TORINO (ITALPRESS) – “Testimonianza e solidarietà dello Stato dopo i fatti di Torino molto apprezzata dai ragazzi, molto apprezzata dalle istituzioni, molto apprezzata dal Piemonte perchè è un ulteriore segno e testimonianza che lo Stato c’è, un ulteriore segno e testimonianza che il bene è stata la parte di una divisa e la presenza in persona del Presidente del consiglio a testimoniare tutto questo, la solidarietà, la vicinanza degli uomini e delle donne delle forze dell’ordine, credo che sia una prima grande risposta ai fatti vergognosi che si sono verificati ieri in questa città, che è la città dove è nata l’Italia. Tutto questo è ancora più grave ed è anche una città che ha saputo essere sempre molto attenta a garantire la libertà. La scatenanza è la privazione della libertà, è la violazione della libertà, è la violazione della legalità. Tutto questo, come continuiamo a dire da anni, è totalmente incompatibile con la vita di una comunità democratica e con i principi della nostra Costituzione”. Così Il presidente della Regione Piemonte Alberto Cirio commenta la visita della premier Giorgia Meloni all’ospedale Molinette di Torino agli agenti aggrediti ieri nel corso della manifestazione Pro Askatasuna.
La premier “si è informata delle condizioni di salute direttamente dai ragazzi parlando anche direttamente con tutta la medica quindi ha voluto sapere la situazione di loro e anche degli altri 101 perchè sono 101 al momento i ricoverati che attraverso i nostri servizi sanitari regionali, si sono recati nelle nostre strutture.
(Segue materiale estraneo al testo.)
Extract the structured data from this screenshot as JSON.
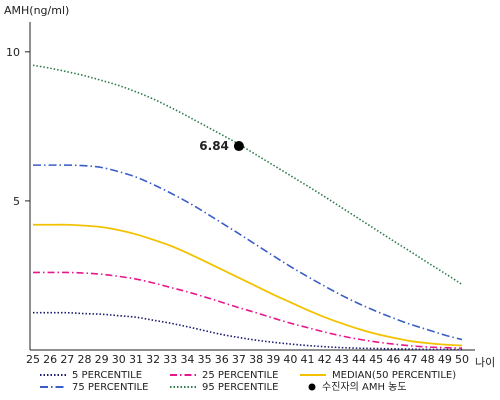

A questi evidentemente vanno aggiunti tutti quelli che sono stati feriti, ma che la loro gravità non li ha portati negli ospedali, ma che comunque hanno avuto conclusioni e hanno vissuto sulla loro pelle la drammaticità delle violenze premeditate, organizzate, che si sono verificate nella giornata di ieri. E’ stato un momento istituzionale, ma anche un momento affettuoso e personale di affetto verso i due servitori dello Stato, che sono uno di fronte all’altro in questi letti di ospedale, come ieri erano insieme sulla piazza. Da una parte c’è il poliziotto che l’hanno visto a terra e dall’altra parte c’è il suo collega che è andato a proteggerlo con lo scudo e credo che questa rimarrà come immagine grande, immagine importante, anche un’immagine della presenza dello Stato. Quindi oggi è una giornata dove a queste riflessioni dobbiamo però far seguire anche azioni concrete perchè quello che è accaduto ieri a Torino non è tollerabile in alcun modo, non è giustificabile in alcun modo” conclude Cirio.
“ATTACCO PREMEDITATO A CITTÀ E STATO”
“Si riparte con una condanna reale e unitaria, quello di ieri a Torino è stato un attacco premeditato a una città e allo Stato. Non è una manifestazione qualsiasi finita male, è una manifestazione che non poteva non finire male, perché è stata oggetto di una chiamata alle armi da parte di un manipolo di delinquenti di Askatasuna, che fanno i delinquenti da trent’anni a Torino e in Piemonte. Ecco perché questo è molto grave”. Così il presidente della Regione Piemonte, Alberto Cirio, commenta i violenti scontri avvenuti ieri a Torino durante il corteo pro Askatasuna. “Quanto successo ieri deve imporci come forze politiche l’approvazione rapidissima del Decreto Sicurezza, se fosse già operativo potremmo avere strumenti per impedire quanto accaduto ieri a Torino, perché il Decreto prevede la possibilità di eseguire fermi preventivi – ha aggiunto Cirio – Significa che se una persona con precedenti specifici per aggressione viene a Torino per la manifestazione, le forze dell’ordine possono preventivamente fermarlo per dodici ore. Se questo fosse già legge, noi avremmo avuto molti meno delinquenti nella città a compiere gli atti vergognosi che hanno compiuto”.